I am so sorry you toiled with a recipe that had a typo in it! Please forgive me. I have fixed it now that you helped me see the light - thank you! I do hope the tart shell turned out okay once you added more flour. Wow. That must have been quite rich and buttery!
The Tart Tatin I had at Berthillon was so incredibly caramelicious I could hardly believe it was made of apple. The apples were sliced thick, yes. But, they were so perfectly caramelized that the they were the very the essence of caramel. Nearly translucent. Was it like that for you when you tried it? I have tried to duplicate it, but haven’t succeeded, yet.
I have been looking forward to trying it with pears the next time I have the gumption to make Tart Tatin again. I have not had it with peaches, but it sounds wonderful! Peach pie is my all time favorite, so I am sure I would love it.
Let me know how your tart comes out, and I will try to come up with a way to make my lame typing error up to you.
Cheers,
~ Paula
May 17th, 2009 at 2:45 amThe tart was very nice (just ate it). Brilliant crust with nice nutty flavour.
I added some more cream cheese to the filling to make it denser. Next time, I will change the ratio to add more creme fraiche and less sugar. The pie was a bit to sweet, especially the glaze. Next time, I will use less of it (and perhaps with some more lemon juice added).
I will have to try TT again next time in Paris to re-check. What a difficult task
Definitely try peach version; it is one of the best flavours for me (if you need the recipe, just let me know).
May 17th, 2009 at 7:31 amMat, I am so glad you enjoyed the tart! Which version of the shell did you end up making?

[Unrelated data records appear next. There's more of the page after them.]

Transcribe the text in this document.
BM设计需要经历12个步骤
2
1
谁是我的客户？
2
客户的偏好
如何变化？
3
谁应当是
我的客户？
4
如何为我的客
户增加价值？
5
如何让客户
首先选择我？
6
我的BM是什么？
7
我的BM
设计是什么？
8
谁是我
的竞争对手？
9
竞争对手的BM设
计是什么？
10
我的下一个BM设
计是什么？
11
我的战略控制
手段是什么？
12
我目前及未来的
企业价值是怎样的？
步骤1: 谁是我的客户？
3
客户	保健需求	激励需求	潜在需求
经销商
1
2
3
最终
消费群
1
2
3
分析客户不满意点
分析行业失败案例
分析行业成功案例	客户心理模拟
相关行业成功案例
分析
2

I haven’t made David/Paule’s version yet, but I plan to try it next with fresh berries.
Having more creme fraiche and lemon zest, and slightly less sugar is a great way to go. I did that on my second version and loved it that way, too. I added slightly more cream cheese on the third try, and found the balance to be slightly off as well, and a little too sweet overall. That is actually the version I photographed, above.
I would love it if you shared your peach Tart Tatin recipe! Peaches should start to happen around here in about a month and I can hardly wait. Perhaps I can make my dreadful typing faux pas up to you by making your recipe and posting it on my blog in your honor, in time for the peak of peach season? Let me know what you think…
Cheers,
~ Paula
May 18th, 2009 at 12:39 amHi Paula! That tart looks awesome! I made a tart this weekend for an Iron Chef competition, and it won 2nd place (my other recipe was first though, so no worries!!)(it’s my latest blog post on the site). We’re making pies and tarts in culinary school this week, so i’m sure i’ll have tart fever in no time and might whip this one up too! thanks for sharing!
heather
May 19th, 2009 at 7:26 amHi Heather! Thanks for the compliments!!
Congratulations on your victory!!! You must be a wonderful chef!
I do hope you make the tart, and let me know how it turned out.